I always kept my smoking away from my colleagues. This past year, I went to my favorite tobacco stand in the MGM Grand and asked for a pack of Djarum Specials. They're now illegal in the United States. They taste too good, and the government decided that flavored cigarettes are targeted at kids. I could argue, I mean these aren't chocolate covered cherry cigarettes I'm talking about. But when you argue against a law that keeps kids from smoking, you always sound like a schmuck.

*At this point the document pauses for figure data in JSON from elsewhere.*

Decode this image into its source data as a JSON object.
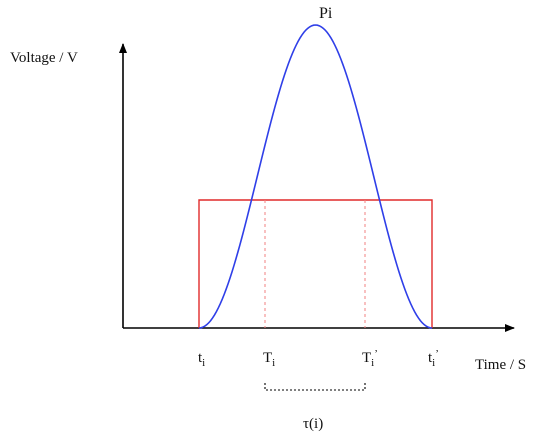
{
  "diagram": {
    "y_axis_label": "Voltage / V",
    "x_axis_label": "Time / S",
    "peak_label": "Pi",
    "t_start": {
      "base": "t",
      "sub": "i"
    },
    "T_rise": {
      "base": "T",
      "sub": "i"
    },
    "T_fall": {
      "base": "T",
      "sub": "i",
      "prime": "’"
    },
    "t_end": {
      "base": "t",
      "sub": "i",
      "prime": "’"
    },
    "interval_label": "τ(i)"
  },
  "colors": {
    "axis": "#000000",
    "pulse_curve": "#2f3fe8",
    "window_rect": "#e02a2a",
    "dashed_guides": "#f08080",
    "bracket": "#000000"
  }
}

Speaking of sounding like a schmuck, I hated Twitter when I first started using it. I joined Twitter for purely competitive reasons. There was an industry event, and I hadn't gotten the invitation. A friend mentioned that people I knew were discussing the event on Twitter. I signed up immediately. I was never interested in personal blogging, and micro blogging seemed even more self-indulgent. But if I could gain some business advantage from Twitter, I couldn't ignore it any longer.
Twitter grew on me. After two and a half years of traveling into Manhattan from New Jersey for my last job, I started to work from home when my son was born. At first, it was so that I could help out and be around him more, but I also started to enjoy the benefits of working from home. No long commutes. Less money spent on gas and tolls. Working in sweats. I was even more productive at home, because I was more likely to work early in the morning, and later at night. When I worked at an office, I worked when I was literally in the office. At home, I always felt like I was on call, and that was a good thing.

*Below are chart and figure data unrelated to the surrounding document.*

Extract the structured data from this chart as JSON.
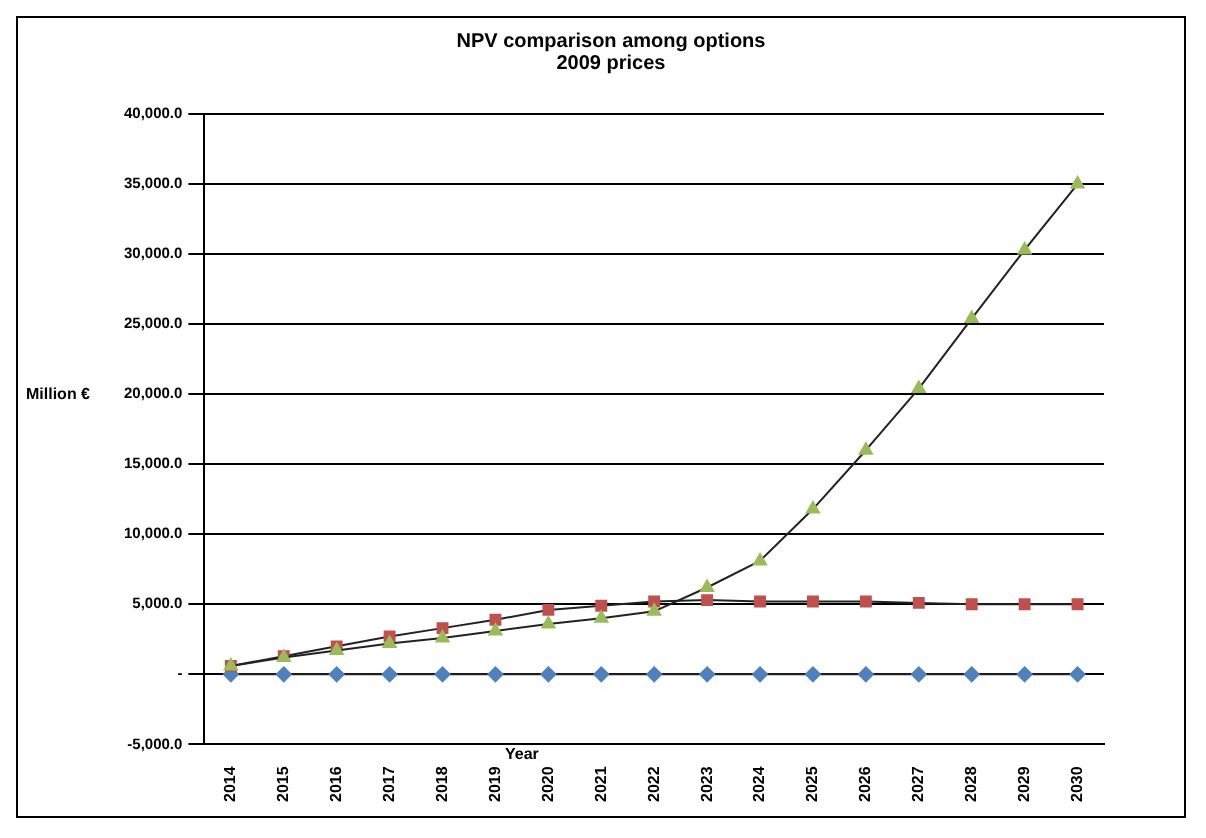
{
  "chart_data": {
    "type": "line",
    "title": [
      "NPV comparison among options",
      "2009 prices"
    ],
    "xlabel": "Year",
    "ylabel": "Million €",
    "categories": [
      "2014",
      "2015",
      "2016",
      "2017",
      "2018",
      "2019",
      "2020",
      "2021",
      "2022",
      "2023",
      "2024",
      "2025",
      "2026",
      "2027",
      "2028",
      "2029",
      "2030"
    ],
    "series": [
      {
        "color": "#4f81bd",
        "marker": "diamond",
        "values": [
          0,
          0,
          0,
          0,
          0,
          0,
          0,
          0,
          0,
          0,
          0,
          0,
          0,
          0,
          0,
          0,
          0
        ]
      },
      {
        "color": "#c0504d",
        "marker": "square",
        "values": [
          600,
          1300,
          2000,
          2700,
          3300,
          3900,
          4600,
          4900,
          5200,
          5300,
          5200,
          5200,
          5200,
          5100,
          5000,
          5000,
          5000
        ]
      },
      {
        "color": "#9bbb59",
        "marker": "triangle",
        "values": [
          600,
          1200,
          1700,
          2200,
          2600,
          3100,
          3600,
          4000,
          4500,
          6200,
          8100,
          11800,
          16000,
          20400,
          25400,
          30300,
          35000
        ]
      }
    ],
    "ylim": [
      -5000,
      40000
    ],
    "yticks": [
      {
        "value": -5000,
        "label": "-5,000.0"
      },
      {
        "value": 0,
        "label": "-"
      },
      {
        "value": 5000,
        "label": "5,000.0"
      },
      {
        "value": 10000,
        "label": "10,000.0"
      },
      {
        "value": 15000,
        "label": "15,000.0"
      },
      {
        "value": 20000,
        "label": "20,000.0"
      },
      {
        "value": 25000,
        "label": "25,000.0"
      },
      {
        "value": 30000,
        "label": "30,000.0"
      },
      {
        "value": 35000,
        "label": "35,000.0"
      },
      {
        "value": 40000,
        "label": "40,000.0"
      }
    ],
    "grid": "y",
    "legend": false
  }
}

Still, working from home can be lonely. Though I was in constant contact with my employees and my supervisor, casual conversation took a back seat to productivity. When you're sitting in your home office trying to focus on a task, it's almost impossible to get everyone else to agree to a fifteen-minute break where we all step outside and shoot the breeze.

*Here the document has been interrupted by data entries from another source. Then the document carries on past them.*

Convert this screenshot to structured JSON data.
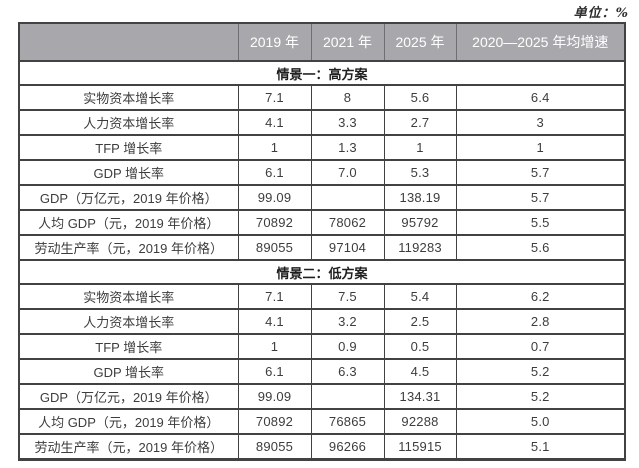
{
  "unit_label": "单位：%",
  "colors": {
    "header_background": "#a8a8ac",
    "header_text": "#ffffff",
    "border": "#424242",
    "body_text": "#3d3d3d",
    "section_text": "#1f1f1f",
    "page_background": "#ffffff"
  },
  "table": {
    "columns": [
      "",
      "2019 年",
      "2021 年",
      "2025 年",
      "2020—2025 年均增速"
    ],
    "sections": [
      {
        "title": "情景一：高方案",
        "rows": [
          {
            "label": "实物资本增长率",
            "values": [
              "7.1",
              "8",
              "5.6",
              "6.4"
            ]
          },
          {
            "label": "人力资本增长率",
            "values": [
              "4.1",
              "3.3",
              "2.7",
              "3"
            ]
          },
          {
            "label": "TFP 增长率",
            "values": [
              "1",
              "1.3",
              "1",
              "1"
            ]
          },
          {
            "label": "GDP 增长率",
            "values": [
              "6.1",
              "7.0",
              "5.3",
              "5.7"
            ]
          },
          {
            "label": "GDP（万亿元，2019 年价格）",
            "values": [
              "99.09",
              "",
              "138.19",
              "5.7"
            ]
          },
          {
            "label": "人均 GDP（元，2019 年价格）",
            "values": [
              "70892",
              "78062",
              "95792",
              "5.5"
            ]
          },
          {
            "label": "劳动生产率（元，2019 年价格）",
            "values": [
              "89055",
              "97104",
              "119283",
              "5.6"
            ]
          }
        ]
      },
      {
        "title": "情景二：低方案",
        "rows": [
          {
            "label": "实物资本增长率",
            "values": [
              "7.1",
              "7.5",
              "5.4",
              "6.2"
            ]
          },
          {
            "label": "人力资本增长率",
            "values": [
              "4.1",
              "3.2",
              "2.5",
              "2.8"
            ]
          },
          {
            "label": "TFP 增长率",
            "values": [
              "1",
              "0.9",
              "0.5",
              "0.7"
            ]
          },
          {
            "label": "GDP 增长率",
            "values": [
              "6.1",
              "6.3",
              "4.5",
              "5.2"
            ]
          },
          {
            "label": "GDP（万亿元，2019 年价格）",
            "values": [
              "99.09",
              "",
              "134.31",
              "5.2"
            ]
          },
          {
            "label": "人均 GDP（元，2019 年价格）",
            "values": [
              "70892",
              "76865",
              "92288",
              "5.0"
            ]
          },
          {
            "label": "劳动生产率（元，2019 年价格）",
            "values": [
              "89055",
              "96266",
              "115915",
              "5.1"
            ]
          }
        ]
      }
    ]
  }
}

I started to enjoy Twitter when I started thinking of it as the virtual water cooler; the digital cigarette break. Instead of making broad pronouncements or quoting inspirational texts, I just posted the same sort of short, conversational statements I might make in passing, or spark the same conversations I would have standing on the sidewalk with a cigarette in my hand.
The character limit lends itself well to chatting. You can't dominate a conversation on Twitter.
Everybody is welcome, just as anyone can walk up to the water cooler and chime in if they have something to contribute. I might not ask everyone to join me when I want to step outside for a smoke, just as I don't follow back everyone who follows me. But if you're passing by and you want to contribute, I'll always listen to what you have to say.
Every once in a while, someone around the water cooler has some cool pictures of vacation or their kids, and you pass them around, feigning interest of just ignoring them if they aren't cool, ooohing and aaaahing if you see something interesting. There's a guy who always makes jokes, and another guy who talks too much about the beer he drank last night or will drink this evening. There's a woman who can't stop talking business, probably because she's in PR. Someone inevitably tells the same story at happy hour later that day that they told on the sidewalk, where Facebook is my virtual happy hour, free hors d'oeuvres and all.
Best of all, Alyssa Milano occasionally walks by, joins the conversation for a moment and walks away mumbling about her Chihuahuas. The world is getting smaller and smaller.